The electronic device provided with the ROM is an EDU.
However, the electronic device is not limited to the above, and may be any electronic device mounted in the engine room and capable of exchanging signals with the ECU. For example, an intelligent actuator such as an electronic throttle having a calculation unit and a drive circuit and adjusting the actual opening so that the opening command value from the ECU can be considered. Further, the ECU is configured not only to exchange signals with the ECU but also to configure the ECU.
It may be a node that configures a LAN including. in this case,
Since individual data can be read using the communication line connecting the nodes, a new signal line is not required, which is desirable.

The electronic device provided with the ROM is desirable as long as it is an electronic device constituting an engine assembly, because it can be assembled together with the injector in the engine factory as in the present embodiment.

Further, the specific specifications of the present invention are not limited to those described in the above embodiment, but are arbitrary as long as they do not violate the gist of the present invention.

[Brief description of drawings]

FIG. 1 is a configuration diagram of an engine system of the present invention.
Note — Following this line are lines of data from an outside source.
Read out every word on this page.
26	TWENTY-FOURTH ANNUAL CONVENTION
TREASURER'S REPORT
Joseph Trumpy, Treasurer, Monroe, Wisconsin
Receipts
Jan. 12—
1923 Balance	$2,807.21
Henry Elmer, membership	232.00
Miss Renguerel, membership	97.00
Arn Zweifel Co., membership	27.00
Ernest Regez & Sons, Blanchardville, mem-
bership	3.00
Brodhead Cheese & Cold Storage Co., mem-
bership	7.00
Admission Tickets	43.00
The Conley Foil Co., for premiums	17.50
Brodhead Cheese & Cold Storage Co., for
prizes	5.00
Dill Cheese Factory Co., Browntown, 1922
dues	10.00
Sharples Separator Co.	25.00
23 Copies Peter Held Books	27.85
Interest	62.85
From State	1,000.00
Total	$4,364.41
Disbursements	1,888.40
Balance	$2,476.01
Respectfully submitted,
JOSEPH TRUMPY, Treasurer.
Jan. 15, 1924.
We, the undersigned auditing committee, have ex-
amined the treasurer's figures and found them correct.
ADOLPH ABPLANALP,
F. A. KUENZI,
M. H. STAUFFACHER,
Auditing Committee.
FIG. 2 is a configuration diagram showing a part of the engine system.

FIG. 3 is a first flowchart showing a control procedure executed by an ECU of the engine system.
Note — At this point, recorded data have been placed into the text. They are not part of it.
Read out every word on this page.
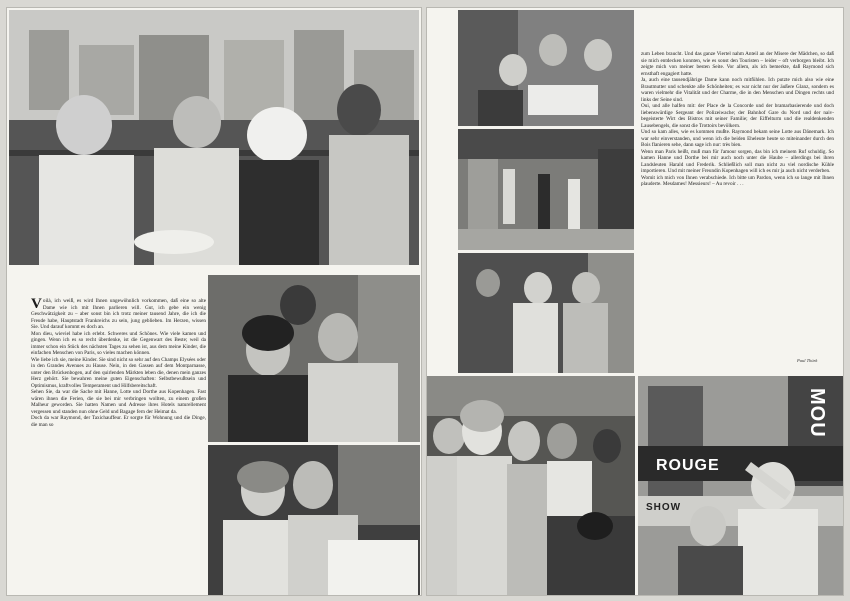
Voilà, ich weiß, es wird Ihnen ungewöhnlich vorkommen, daß eine so alte Dame wie ich mit Ihnen parlieren will. Gut, ich gebe ein wenig Geschwätzigkeit zu – aber sonst bin ich trotz meiner tausend Jahre, die ich die Freude habe, Hauptstadt Frankreichs zu sein, jung geblieben. Im Herzen, wissen Sie. Und darauf kommt es doch an.

Mon dieu, wieviel habe ich erlebt. Schweres und Schönes. Wie viele kamen und gingen. Wenn ich es so recht überdenke, ist die Gegenwart des Beste; weil da immer schon ein Stück des nächsten Tages zu sehen ist, aus dem meine Kinder, die einfachen Menschen von Paris, so vieles machen können.

Wie liebe ich sie, meine Kinder. Sie sind nicht so sehr auf den Champs Elysées oder in den Grandes Avenues zu Hause. Nein, in den Gassen auf dem Montparnasse, unter den Brückenbogen, auf den quirlenden Märkten leben die, denen mein ganzes Herz gehört. Sie bewahren meine guten Eigenschaften: Selbstbewußtsein und Optimismus, kraftvolles Temperament und Hilfsbereitschaft.

Sehen Sie, da war die Sache mit Hanne, Lotte und Dorthe aus Kopenhagen. Fast wären ihnen die Ferien, die sie bei mir verbringen wollten, zu einem großen Malheur geworden. Sie hatten Namen und Adresse ihres Hotels naturellement vergessen und standen nun ohne Geld und Bagage fern der Heimat da.

Doch da war Raymond, der Taxichauffeur. Er sorgte für Wohnung und die Dinge, die man so

zum Leben braucht. Und das ganze Viertel nahm Anteil an der Misere der Mädchen, so daß sie mich entdecken konnten, wie es sonst den Touristen – leider – oft verborgen bleibt. Ich zeigte mich von meiner besten Seite. Vor allem, als ich bemerkte, daß Raymond sich ernsthaft engagiert hatte.

Ja, auch eine tausendjährige Dame kann noch mitfühlen. Ich putzte mich also wie eine Brautmutter und schenkte alle Schönheiten; es war nicht nur der äußere Glanz, sondern es waren vielmehr die Vitalität und der Charme, die in den Menschen und Dingen rechts und links der Seine sind.

Oui, und alle halfen mit: der Place de la Concorde und der bramarbasierende und doch liebenswürdige Sergeant der Polizeiwache; der Bahnhof Gare du Nord und der naiv-begeisterte Wirt des Bistros mit seiner Familie; der Eiffelturm und die realdenkenden Lausebengels, die sonst die Trottoirs bevölkern.

Und so kam alles, wie es kommen mußte. Raymond bekam seine Lotte aus Dänemark. Ich war sehr einverstanden, und wenn ich die beiden Eheleute heute so miteinander durch den Bois flanieren sehe, dann sage ich nur: très bien.

Wenn man Paris heißt, muß man für l'amour sorgen, das bin ich meinem Ruf schuldig. So kamen Hanne und Dorthe bei mir auch noch unter die Haube – allerdings bei ihren Landsleuten Harald und Frederik. Schließlich soll man nicht zu viel nordische Kühle importieren. Und mit meiner Freundin Kopenhagen will ich es mir ja auch nicht verderben.

Womit ich mich von Ihnen verabschiede. Ich bitte um Pardon, wenn ich so lange mit Ihnen plauderte. Mesdames! Messieurs! – Au revoir . . .

Paul Thürk
ROUGE
SHOW
MOU
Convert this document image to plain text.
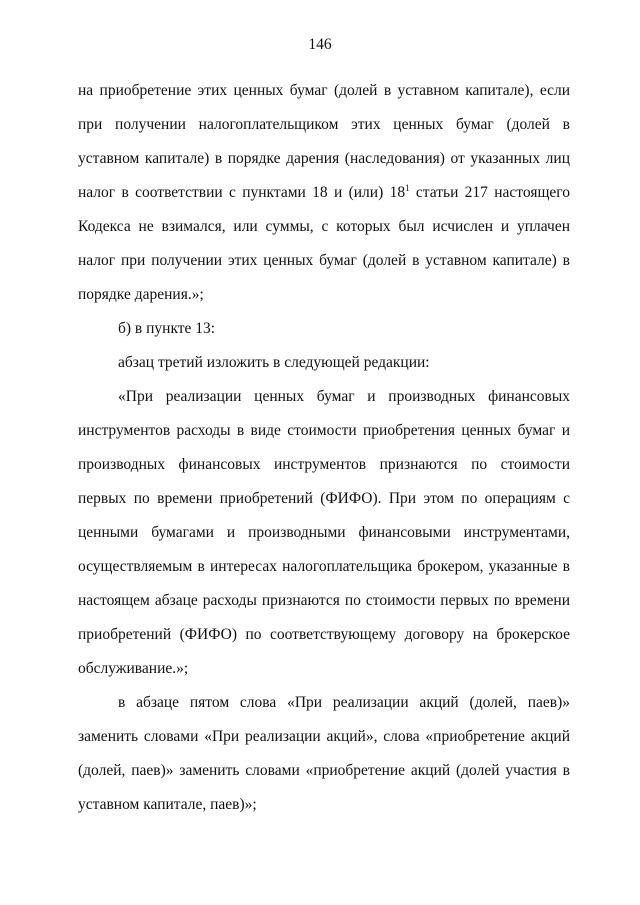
146

на приобретение этих ценных бумаг (долей в уставном капитале), если при получении налогоплательщиком этих ценных бумаг (долей в уставном капитале) в порядке дарения (наследования) от указанных лиц налог в соответствии с пунктами 18 и (или) $18^1$ статьи 217 настоящего Кодекса не взимался, или суммы, с которых был исчислен и уплачен налог при получении этих ценных бумаг (долей в уставном капитале) в порядке дарения.»;

б) в пункте 13:

абзац третий изложить в следующей редакции:

«При реализации ценных бумаг и производных финансовых инструментов расходы в виде стоимости приобретения ценных бумаг и производных финансовых инструментов признаются по стоимости первых по времени приобретений (ФИФО). При этом по операциям с ценными бумагами и производными финансовыми инструментами, осуществляемым в интересах налогоплательщика брокером, указанные в настоящем абзаце расходы признаются по стоимости первых по времени приобретений (ФИФО) по соответствующему договору на брокерское обслуживание.»;

в абзаце пятом слова «При реализации акций (долей, паев)» заменить словами «При реализации акций», слова «приобретение акций (долей, паев)» заменить словами «приобретение акций (долей участия в уставном капитале, паев)»;
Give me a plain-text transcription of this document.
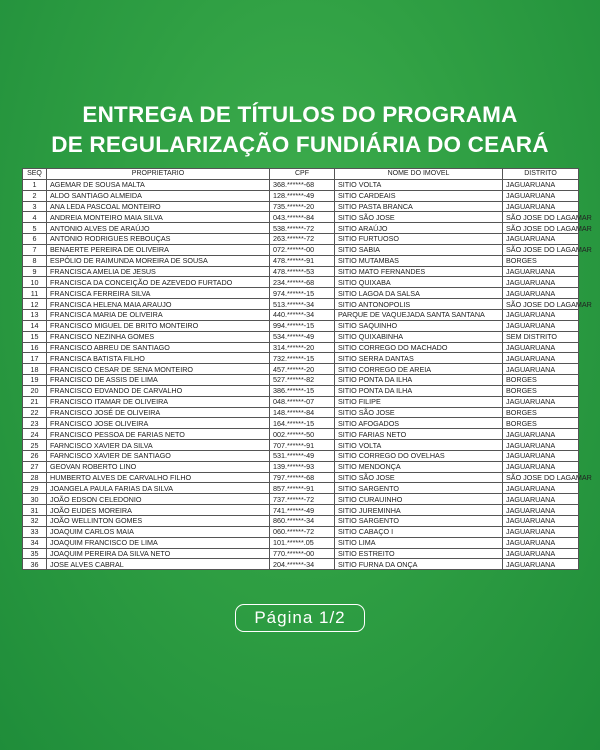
ENTREGA DE TÍTULOS DO PROGRAMA
DE REGULARIZAÇÃO FUNDIÁRIA DO CEARÁ
SEQ	PROPRIETARIO	CPF	NOME DO IMOVEL	DISTRITO
1	AGEMAR DE SOUSA MALTA	368.******-68	SITIO VOLTA	JAGUARUANA
2	ALDO SANTIAGO ALMEIDA	128.******-49	SITIO CARDEAIS	JAGUARUANA
3	ANA LEDA PASCOAL MONTEIRO	735.******-20	SITIO PASTA BRANCA	JAGUARUANA
4	ANDREIA MONTEIRO MAIA SILVA	043.******-84	SITIO SÃO JOSE	SÃO JOSE DO LAGAMAR
5	ANTONIO ALVES DE ARAÚJO	538.******-72	SITIO ARAÚJO	SÃO JOSE DO LAGAMAR
6	ANTONIO RODRIGUES REBOUÇAS	263.******-72	SITIO FURTUOSO	JAGUARUANA
7	BENAERTE PEREIRA DE OLIVEIRA	072.******-00	SITIO SABIA	SÃO JOSE DO LAGAMAR
8	ESPÓLIO DE RAIMUNDA MOREIRA DE SOUSA	478.******-91	SITIO MUTAMBAS	BORGES
9	FRANCISCA AMELIA DE JESUS	478.******-53	SITIO MATO FERNANDES	JAGUARUANA
10	FRANCISCA DA CONCEIÇÃO DE AZEVEDO FURTADO	234.******-68	SITIO QUIXABA	JAGUARUANA
11	FRANCISCA FERREIRA SILVA	974.******-15	SITIO LAGOA DA SALSA	JAGUARUANA
12	FRANCISCA HELENA MAIA ARAUJO	513.******-34	SITIO ANTONOPOLIS	SÃO JOSE DO LAGAMAR
13	FRANCISCA MARIA DE OLIVEIRA	440.******-34	PARQUE DE VAQUEJADA SANTA SANTANA	JAGUARUANA
14	FRANCISCO MIGUEL DE BRITO MONTEIRO	994.******-15	SITIO SAQUINHO	JAGUARUANA
15	FRANCISCO NEZINHA GOMES	534.******-49	SITIO QUIXABINHA	SEM DISTRITO
16	FRANCISCO ABREU DE SANTIAGO	314.******-20	SITIO CORREGO DO MACHADO	JAGUARUANA
17	FRANCISCA BATISTA FILHO	732.******-15	SITIO SERRA DANTAS	JAGUARUANA
18	FRANCISCO CESAR DE SENA MONTEIRO	457.******-20	SITIO CORREGO DE AREIA	JAGUARUANA
19	FRANCISCO DE ASSIS DE LIMA	527.******-82	SITIO PONTA DA ILHA	BORGES
20	FRANCISCO EDVANDO DE CARVALHO	386.******-15	SITIO PONTA DA ILHA	BORGES
21	FRANCISCO ITAMAR DE OLIVEIRA	048.******-07	SITIO FILIPE	JAGUARUANA
22	FRANCISCO JOSÉ DE OLIVEIRA	148.******-84	SITIO SÃO JOSE	BORGES
23	FRANCISCO JOSE OLIVEIRA	164.******-15	SITIO AFOGADOS	BORGES
24	FRANCISCO PESSOA DE FARIAS NETO	002.******-50	SITIO FARIAS NETO	JAGUARUANA
25	FARNCISCO XAVIER DA SILVA	707.******-91	SITIO VOLTA	JAGUARUANA
26	FARNCISCO XAVIER DE SANTIAGO	531.******-49	SITIO CORREGO DO OVELHAS	JAGUARUANA
27	GEOVAN ROBERTO LINO	139.******-93	SITIO MENDONÇA	JAGUARUANA
28	HUMBERTO ALVES DE CARVALHO FILHO	797.******-68	SITIO SÃO JOSE	SÃO JOSE DO LAGAMAR
29	JOANGELA PAULA FARIAS DA SILVA	857.******-91	SITIO SARGENTO	JAGUARUANA
30	JOÃO EDSON CELEDONIO	737.******-72	SITIO CURAUINHO	JAGUARUANA
31	JOÃO EUDES MOREIRA	741.******-49	SITIO JUREMINHA	JAGUARUANA
32	JOÃO WELLINTON GOMES	860.******-34	SITIO SARGENTO	JAGUARUANA
33	JOAQUIM CARLOS MAIA	060.******-72	SITIO CABAÇO I	JAGUARUANA
34	JOAQUIM FRANCISCO DE LIMA	101.******.05	SITIO LIMA	JAGUARUANA
35	JOAQUIM PEREIRA DA SILVA NETO	770.******-00	SITIO ESTREITO	JAGUARUANA
36	JOSE ALVES CABRAL	204.******-34	SITIO FURNA DA ONÇA	JAGUARUANA
Página 1/2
FIG. 4 is a second flowchart showing a control procedure executed by the ECU of the engine system.

FIG. 5 is a graph showing a relationship between a fuel injection amount and an injection pulse time of the engine system.

FIG. 6 is a configuration diagram of a system that writes correction data into a ROM of an EDU of the engine system.
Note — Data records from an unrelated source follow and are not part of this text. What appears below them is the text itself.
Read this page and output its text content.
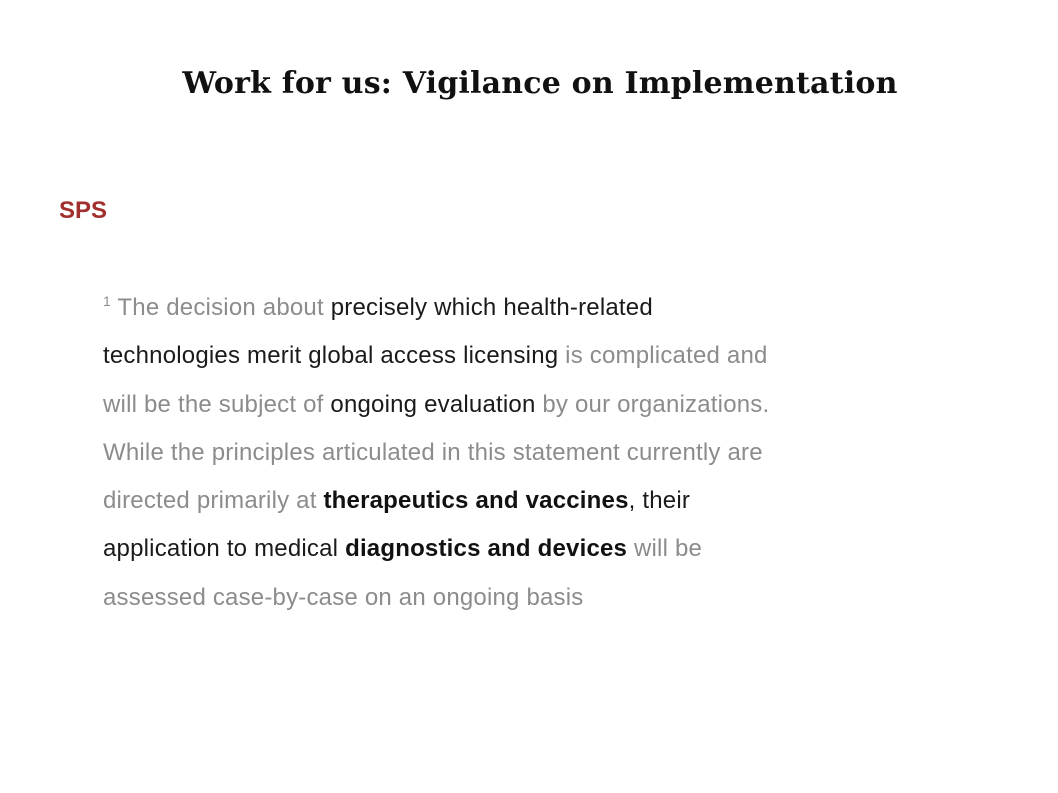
Work for us: Vigilance on Implementation
SPS
$^1$ The decision about precisely which health-related
technologies merit global access licensing is complicated and
will be the subject of ongoing evaluation by our organizations.
While the principles articulated in this statement currently are
directed primarily at therapeutics and vaccines, their
application to medical diagnostics and devices will be
assessed case-by-case on an ongoing basis
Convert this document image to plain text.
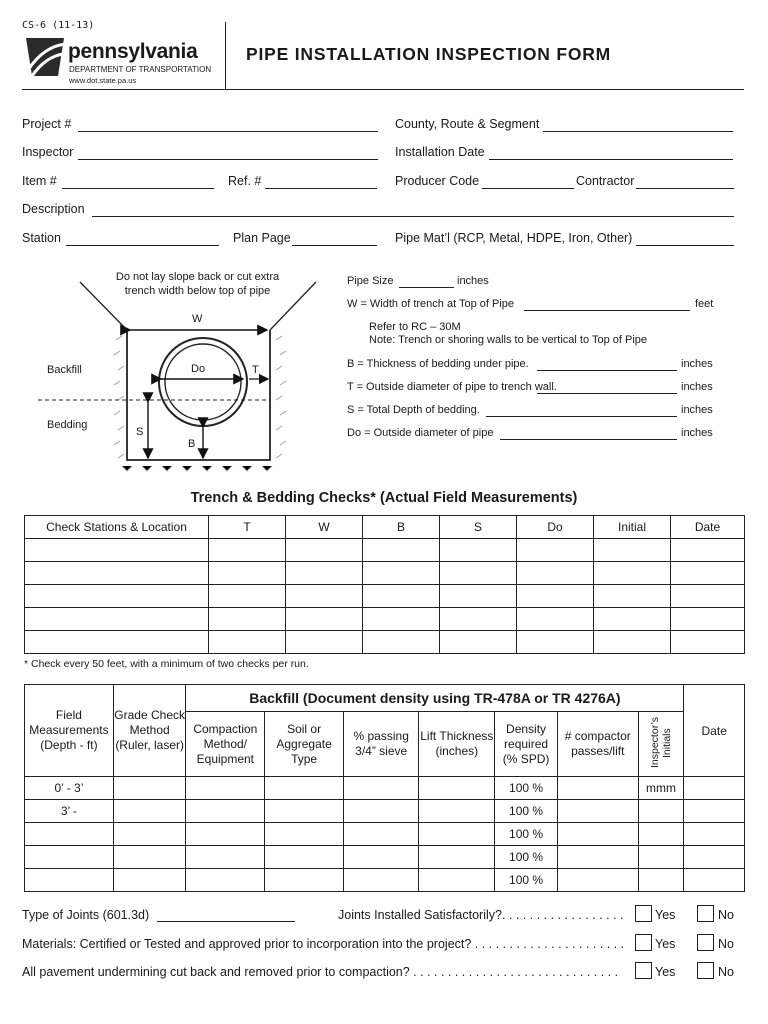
CS-6 (11-13)
pennsylvania
DEPARTMENT OF TRANSPORTATION
www.dot.state.pa.us
PIPE INSTALLATION INSPECTION FORM
Project #	County, Route & Segment
Inspector	Installation Date
Item #	Ref. #	Producer Code	Contractor
Description
Station	Plan Page	Pipe Mat’l (RCP, Metal, HDPE, Iron, Other)
Do not lay slope back or cut extra trench width below top of pipe
W
Do	T
S
B
Backfill
Bedding
Pipe Size	inches
W = Width of trench at Top of Pipe	feet
Refer to RC – 30M
Note: Trench or shoring walls to be vertical to Top of Pipe
B = Thickness of bedding under pipe.	inches
T = Outside diameter of pipe to trench wall.	inches
S = Total Depth of bedding.	inches
Do = Outside diameter of pipe	inches
Trench & Bedding Checks* (Actual Field Measurements)
Check Stations & Location	T	W	B	S	Do	Initial	Date

* Check every 50 feet, with a minimum of two checks per run.
Field Measurements (Depth - ft)	Grade Check Method (Ruler, laser)	Backfill (Document density using TR-478A or TR 4276A)							Date
		Compaction Method/ Equipment	Soil or Aggregate Type	% passing 3/4” sieve	Lift Thickness (inches)	Density required (% SPD)	# compactor passes/lift	Inspector’s Initials	
0’ - 3’						100 %		mmm	
3’ -						100 %			
						100 %			
						100 %			
						100 %			
Type of Joints (601.3d)	Joints Installed Satisfactorily?. . . . . . . . . . . . . . . . . .	Yes	No
Materials: Certified or Tested and approved prior to incorporation into the project? . . . . . . . . . . . . . . . . . . . . . . Yes	No
All pavement undermining cut back and removed prior to compaction? . . . . . . . . . . . . . . . . . . . . . . . . . . . . . .	Yes	No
FIG. 7 is a configuration diagram of another system that writes correction data into a ROM of an EDU of the engine system.

FIG. 8 is a diagram showing an assembling process of the engine system and a vehicle equipped with the same, and an assembling process of a conventional engine system and a vehicle equipped with the same.

[Explanation of symbols]

1 vehicle 11 engine room 12 vehicle room 2 engine system 21 engine assembly 22 ECU (control unit) 3A, 3B, 3C, 3D injector (actuator) 31A, 31B, 31C, 31D QR code 4 common rail 5 pump 6 EDU (electronic device, Drive unit) 61 ROM (storage means) 7 Pressure sensor (sensor) 81 QR code reader 82 Personal computer

Claims (3)

[Claims] 1. An actuator or a sensor provided in an engine room, and a control unit for calculating a command value for the operation of the actuator or a detection value of the sensor, the control unit individually controlling the actuator or the sensor. In an engine system that corrects the command value or the detection value so that individual differences of the actuator or the sensor cancel each other based on individual data, provided in the engine room, of the signal between the control unit and An engine system characterized in that a storage means for storing the individual data is provided in an electronic device for transmitting and receiving. 2. The engine system according to claim 1, wherein the electronic device is an electronic component forming an engine assembly. 3. The engine system according to claim 2, wherein the electronic device is a drive unit that drives the actuator based on a command value calculated by the control unit.